SOURCE - Lettre à Nos Frères Prêtres - FSSPX - décembre 2011
La Déclaration sur la liberté religieuse affirme sans ambages, non pas que l’homme doit être autant que possible libéré des contraintes qui annihileraient sa liberté intérieure (chose évidemment très désirable), mais qu’il doit de fait être affranchi de toute contrainte de la part d’autrui, quelle qu’elle soit et en toutes circonstances. Les textes de Dignitatis humanæ sont tout à fait impressionnants à ce propos, au moins tels qu’on peut les lire en français dans la traduction la plus usuelle, celle des éditions du Centurion en 1967.
L’homme doit donc agir « non pas sous la pression d’une contrainte, mais guidé par la conscience de son devoir » (1 § 1). Il a droit à une « immunité de toute contrainte dans la société civile » (1 § 3), « à l’égard de toute contrainte extérieure » (2 § 2). « Tous les hommes doivent être soustraits à toute contrainte de la part tant des individus que des groupes sociaux et de quelque pouvoir humain que ce soit » (2 § 1). Il lui revient d’obtenir « la liberté ou immunité de toute contrainte en matière religieuse » (4 § 1), « le droit à l’immunité de toute contrainte extérieure dans le domaine religieux » (9). Ainsi, « la personne humaine doit, dans la cité, être exempte de toute contrainte humaine » (12 § 2).
Qui va travailler chaque jour uniquement par devoir ?
Mais qui peut sérieusement affirmer qu’il mène sa vie proprement humaine, vie d’intelligence et de volonté, a fortiori vie religieuse, à l’abri de toute contrainte ? Sommes-nous là dans le réel ou dans le mythe ? Qui oserait prétendre sans rougir qu’il va au travail chaque matin « non pas sous la pression d’une contrainte, mais guidé par la conscience de son devoir » exclusivement ? Quoi ? une partie de nos motifs ne serait pas la routine, ou le désir d’être payé à la fin du mois, ou l’envie de voir telle personne, ou la crainte de nous faire licencier, ou simplement un mélange de divers motifs, y compris la conscience de son devoir ? Parle-t-on ici d’un homme réel ou d’une fiction ?

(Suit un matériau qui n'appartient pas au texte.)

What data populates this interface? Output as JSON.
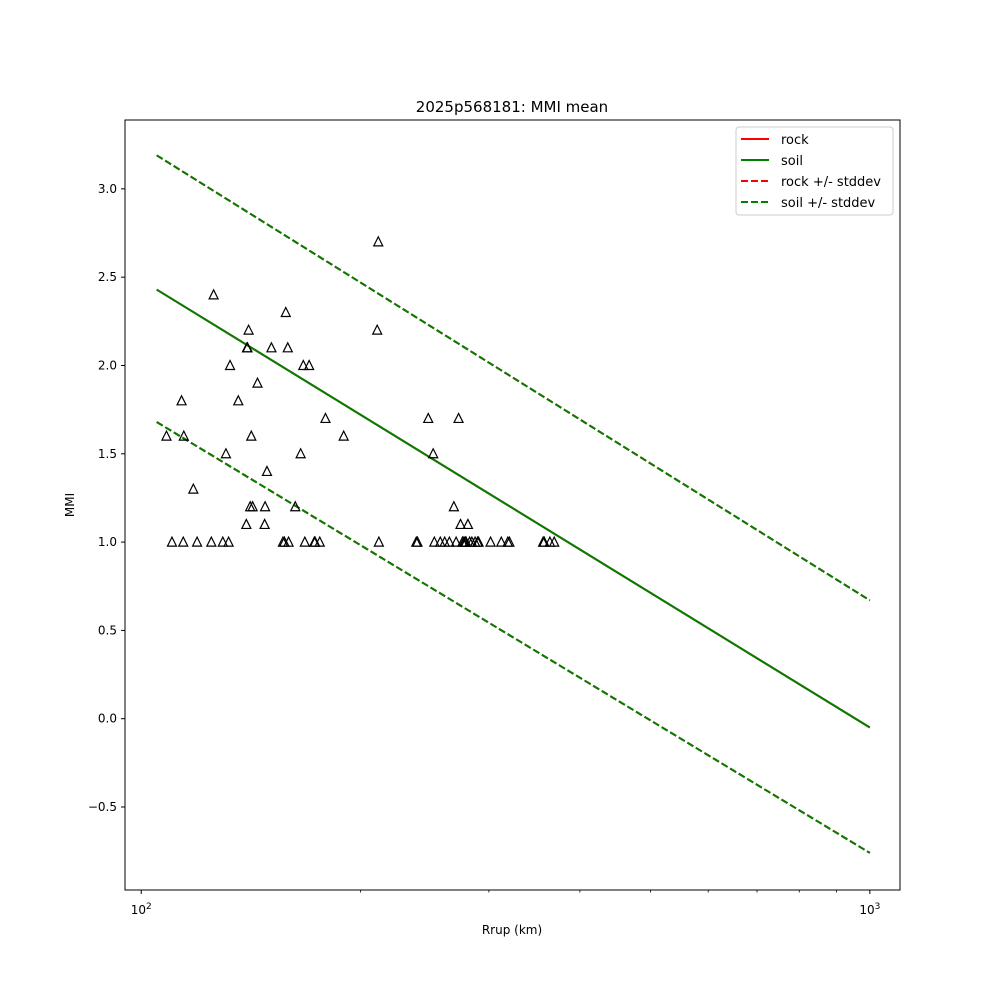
{
  "chart_data": {
    "type": "scatter",
    "title": "2025p568181: MMI mean",
    "xlabel": "Rrup (km)",
    "ylabel": "MMI",
    "xscale": "log",
    "xlim": [
      95,
      1100
    ],
    "ylim": [
      -0.97,
      3.39
    ],
    "grid": false,
    "legend_position": "top-right",
    "x_ticks": [
      {
        "value": 100,
        "base": "10",
        "exp": "2"
      },
      {
        "value": 1000,
        "base": "10",
        "exp": "3"
      }
    ],
    "x_minor_ticks": [
      200,
      300,
      400,
      500,
      600,
      700,
      800,
      900
    ],
    "y_ticks": [
      {
        "value": -0.5,
        "label": "−0.5"
      },
      {
        "value": 0.0,
        "label": "0.0"
      },
      {
        "value": 0.5,
        "label": "0.5"
      },
      {
        "value": 1.0,
        "label": "1.0"
      },
      {
        "value": 1.5,
        "label": "1.5"
      },
      {
        "value": 2.0,
        "label": "2.0"
      },
      {
        "value": 2.5,
        "label": "2.5"
      },
      {
        "value": 3.0,
        "label": "3.0"
      }
    ],
    "lines": [
      {
        "name": "rock",
        "color": "#ff0000",
        "style": "solid",
        "x": [
          105.0,
          1000.0
        ],
        "y": [
          2.43,
          -0.05
        ]
      },
      {
        "name": "soil",
        "color": "#008000",
        "style": "solid",
        "x": [
          105.0,
          1000.0
        ],
        "y": [
          2.43,
          -0.05
        ]
      },
      {
        "name": "rock +/- stddev",
        "color": "#ff0000",
        "style": "dashed",
        "x": [
          105.0,
          1000.0
        ],
        "y": [
          3.19,
          0.67
        ]
      },
      {
        "name": "rock +/- stddev",
        "color": "#ff0000",
        "style": "dashed",
        "x": [
          105.0,
          1000.0
        ],
        "y": [
          1.68,
          -0.76
        ]
      },
      {
        "name": "soil +/- stddev",
        "color": "#008000",
        "style": "dashed",
        "x": [
          105.0,
          1000.0
        ],
        "y": [
          3.19,
          0.67
        ]
      },
      {
        "name": "soil +/- stddev",
        "color": "#008000",
        "style": "dashed",
        "x": [
          105.0,
          1000.0
        ],
        "y": [
          1.68,
          -0.76
        ]
      }
    ],
    "legend": [
      {
        "label": "rock",
        "color": "#ff0000",
        "style": "solid"
      },
      {
        "label": "soil",
        "color": "#008000",
        "style": "solid"
      },
      {
        "label": "rock +/- stddev",
        "color": "#ff0000",
        "style": "dashed"
      },
      {
        "label": "soil +/- stddev",
        "color": "#008000",
        "style": "dashed"
      }
    ],
    "points": {
      "marker": "triangle",
      "edge_color": "#000000",
      "x": [
        108.3,
        110.2,
        113.6,
        114.2,
        114.4,
        117.9,
        119.3,
        124.8,
        125.7,
        129.4,
        130.7,
        131.8,
        132.4,
        135.9,
        139.4,
        139.7,
        139.9,
        140.4,
        141.1,
        141.6,
        142.2,
        144.4,
        147.7,
        147.9,
        148.8,
        150.9,
        156.5,
        157.2,
        157.9,
        158.9,
        159.3,
        162.7,
        165.5,
        166.9,
        167.7,
        170.0,
        172.8,
        173.2,
        175.8,
        179.0,
        189.6,
        210.8,
        211.5,
        211.9,
        238.5,
        239.4,
        247.7,
        251.6,
        252.5,
        257.3,
        260.9,
        264.8,
        268.6,
        270.5,
        272.6,
        274.3,
        276.0,
        277.2,
        278.3,
        279.1,
        280.8,
        282.3,
        284.3,
        287.2,
        289.5,
        290.4,
        301.6,
        312.0,
        318.5,
        320.1,
        356.1,
        357.3,
        363.8,
        368.8
      ],
      "y": [
        1.6,
        1.0,
        1.8,
        1.0,
        1.6,
        1.3,
        1.0,
        1.0,
        2.4,
        1.0,
        1.5,
        1.0,
        2.0,
        1.8,
        1.1,
        2.1,
        2.1,
        2.2,
        1.2,
        1.6,
        1.2,
        1.9,
        1.1,
        1.2,
        1.4,
        2.1,
        1.0,
        1.0,
        2.3,
        2.1,
        1.0,
        1.2,
        1.5,
        2.0,
        1.0,
        2.0,
        1.0,
        1.0,
        1.0,
        1.7,
        1.6,
        2.2,
        2.7,
        1.0,
        1.0,
        1.0,
        1.7,
        1.5,
        1.0,
        1.0,
        1.0,
        1.0,
        1.2,
        1.0,
        1.7,
        1.1,
        1.0,
        1.0,
        1.0,
        1.0,
        1.1,
        1.0,
        1.0,
        1.0,
        1.0,
        1.0,
        1.0,
        1.0,
        1.0,
        1.0,
        1.0,
        1.0,
        1.0,
        1.0
      ]
    }
  }
}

Libres enfants de Summerhill ?
Si un enfant ne veut pas aller à l’école, doit-on lui garantir une « immunité à l’égard de toute contrainte extérieure » ? Qui oserait affirmer une telle ineptie, à part les enfants issus de familles aisées décrits dans le célèbre ouvrage utopique des années 60, Libres enfants de Summerhill ?
J’ai connu un garçon intelligent et sympathique qui, le matin du baccalauréat, décida que la journée était parfaite pour aller se promener et qui donc, naturellement, ne se présenta pas aux épreuves. Aujourd’hui encore, des dizaines d’années après ce choix vraiment stupide, ce garçon en paie les conséquences dans sa vie professionnelle et familiale. Faut-il dire que celui qui l’aurait pris fermement « par la peau du cou » ce jour-là pour l’amener manu militari là où il devait être, en salle d’épreuves, aurait violé ses droits à « l’immunité de toute contrainte » ?
Le regard des autres n’est-il pas déjà une certaine contrainte ?
La peur du regard des autres n’est-elle pas déjà une contrainte de chaque jour, impossible à éviter ? Si je passe devant un calvaire et que j’ai envie de faire le signe de la croix, moi prêtre, identifié pourtant par mon habit religieux, voici que je commence à craindre ce que vont dire, ou penser, ou peut-être dire, ou peut-être penser, les personnes qui vont éventuellement me voir.
Nous avons tous rougi ou blêmi, ou eu un pincement au coeur, pour une action pourtant simple, sans autre risque qu’un sourire de commisération ou un regard ironique de la part d’un inconnu. Et, parfois, il nous est même arrivé de renoncer à cette action par crainte de cette conséquence. N’est-ce donc pas là une insupportable « contrainte de la part des individus et des groupes sociaux » ?
Affirmer une doctrine de la liberté religieuse en s’appuyant sur une fiction aussi invraisemblable qu’une immunité réelle, pour l’homme, de toute contrainte, c’est réellement bâtir sur du vent.